FERC approves market manipulation settlement with Deutsche Bank

theflyonthewall.com

The Federal Energy Regulatory Commission has approved a settlement between its Office of Enforcement and Deutsche Bank Energy Trading LLC to resolve an Order to Show Cause proceeding regarding manipulation of California power markets. Deutsche Bank stipulates to the facts and neither admits nor denies the violations. It agrees to pay a civil penalty of $1.5 million and disgorge unjust profits of $172,645, plus interest, resulting from its trading in California Independent System Operator markets at the Silver Peak intertie. In a September 2012 order, the Commission directed Deutsche Bank to show cause why its conduct did not merit a proposed $1.5M penalty.
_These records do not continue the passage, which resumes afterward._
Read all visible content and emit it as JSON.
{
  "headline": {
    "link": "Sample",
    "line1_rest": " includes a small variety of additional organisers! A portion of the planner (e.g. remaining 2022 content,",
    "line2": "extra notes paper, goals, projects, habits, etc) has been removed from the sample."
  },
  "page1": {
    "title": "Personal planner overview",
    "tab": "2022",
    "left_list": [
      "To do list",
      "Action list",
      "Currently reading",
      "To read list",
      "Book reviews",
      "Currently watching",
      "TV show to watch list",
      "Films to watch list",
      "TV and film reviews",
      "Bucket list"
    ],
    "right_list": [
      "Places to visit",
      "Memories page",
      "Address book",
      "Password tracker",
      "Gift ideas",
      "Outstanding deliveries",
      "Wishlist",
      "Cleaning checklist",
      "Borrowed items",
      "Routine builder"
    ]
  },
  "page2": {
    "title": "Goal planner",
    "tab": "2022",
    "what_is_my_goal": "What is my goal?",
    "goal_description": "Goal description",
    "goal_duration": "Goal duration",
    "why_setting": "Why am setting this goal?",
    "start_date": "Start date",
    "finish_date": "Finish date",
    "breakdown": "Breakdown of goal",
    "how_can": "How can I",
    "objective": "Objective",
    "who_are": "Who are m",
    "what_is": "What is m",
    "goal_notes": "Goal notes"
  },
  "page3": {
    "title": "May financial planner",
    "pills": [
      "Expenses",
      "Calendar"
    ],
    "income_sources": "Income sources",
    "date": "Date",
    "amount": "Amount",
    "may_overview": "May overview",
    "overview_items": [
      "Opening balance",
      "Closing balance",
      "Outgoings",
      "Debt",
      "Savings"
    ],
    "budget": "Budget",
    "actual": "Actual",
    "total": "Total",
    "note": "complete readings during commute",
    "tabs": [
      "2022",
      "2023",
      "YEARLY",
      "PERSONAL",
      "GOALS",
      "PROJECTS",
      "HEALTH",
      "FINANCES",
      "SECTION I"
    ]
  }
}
Based on its investigation, Enforcement staff determined that between January 29, 2010, and March 24, 2010, Deutsche Bank violated the Commission’s anti-manipulation rule by engaging in a scheme in which Deutsche Bank entered into physical transactions to benefit its financial position, its Congestion Revenue Rights position at the Silver Peak intertie. Within 10 days, Deutsche Bank must pay the civil penalty to the U.S. Treasury and disgorge the unjust profits to California ISO for distribution to market participants harmed by the company’s manipulation.